Find a way to get the fighter Pounce! quick!

Fitz10019
2010-09-06, 05:16 AM
So fighter charges makes his attack, rogue hits with lance while riding on fighters back? :P

Find a way to get the fighter Pounce! quick!

If the Rogue has a reach weapon, the fighter does not, and the fighter only charges 10 feet to reach the target... such that the Rogue has only moved 5ft at the time that the target is within reach of his weapon... Wow, that does sound like a full attack for the Rogue. Nicely done.

hamishspence
2010-09-06, 05:38 AM
"Ogre with a goblin tailgunner" was cited once- I think in the Dragon issue that discussed mounts.

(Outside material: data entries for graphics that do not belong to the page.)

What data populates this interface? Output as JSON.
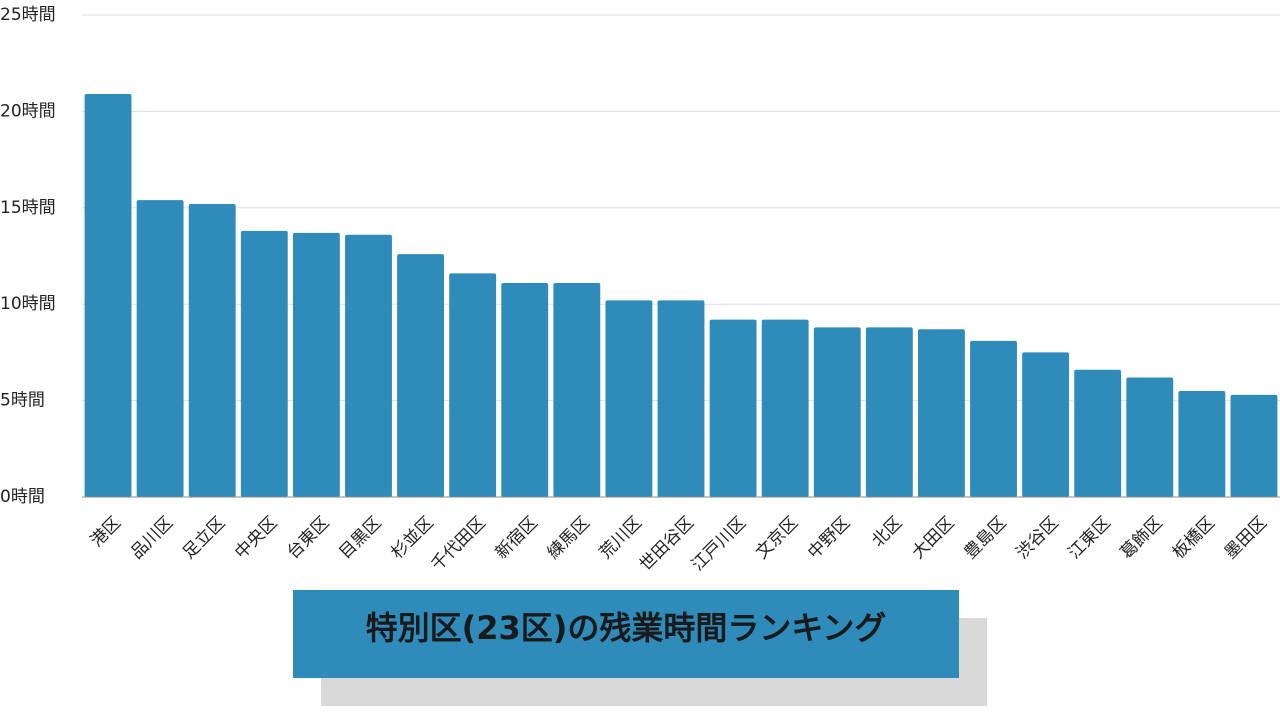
{
  "chart_data": {
    "type": "bar",
    "title": "特別区(23区)の残業時間ランキング",
    "categories": [
      "港区",
      "品川区",
      "足立区",
      "中央区",
      "台東区",
      "目黒区",
      "杉並区",
      "千代田区",
      "新宿区",
      "練馬区",
      "荒川区",
      "世田谷区",
      "江戸川区",
      "文京区",
      "中野区",
      "北区",
      "大田区",
      "豊島区",
      "渋谷区",
      "江東区",
      "葛飾区",
      "板橋区",
      "墨田区"
    ],
    "values": [
      20.9,
      15.4,
      15.2,
      13.8,
      13.7,
      13.6,
      12.6,
      11.6,
      11.1,
      11.1,
      10.2,
      10.2,
      9.2,
      9.2,
      8.8,
      8.8,
      8.7,
      8.1,
      7.5,
      6.6,
      6.2,
      5.5,
      5.3
    ],
    "color": "#2e8bba",
    "ylim": [
      0,
      25
    ],
    "yticks": [
      {
        "value": 0,
        "label": "0時間"
      },
      {
        "value": 5,
        "label": "5時間"
      },
      {
        "value": 10,
        "label": "10時間"
      },
      {
        "value": 15,
        "label": "15時間"
      },
      {
        "value": 20,
        "label": "20時間"
      },
      {
        "value": 25,
        "label": "25時間"
      }
    ],
    "grid": true
  }
}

Notable exceptions to the "bipeds are difficult" principle- various bipedal dinosaurs and birds.

One notable exception to "must be at least 1 size larger"- porpoises in Arms & Equipment Guide can carry Medium sized creatures- because the water helps hold them up.

That said, I'd probably advance porpoises to Large size if I wanted to stat out a fully grown bottlenose dolphin- since the largest of these (Moray Firth dolphins) are over 12 ft long and over 1000 pounds in weight.

Snake-Aes
2010-09-06, 05:48 AM
That doesn't even work with a traditional mount.

You are hours behind, sir or dame. I already stated the alternative a good fifteen hours before that.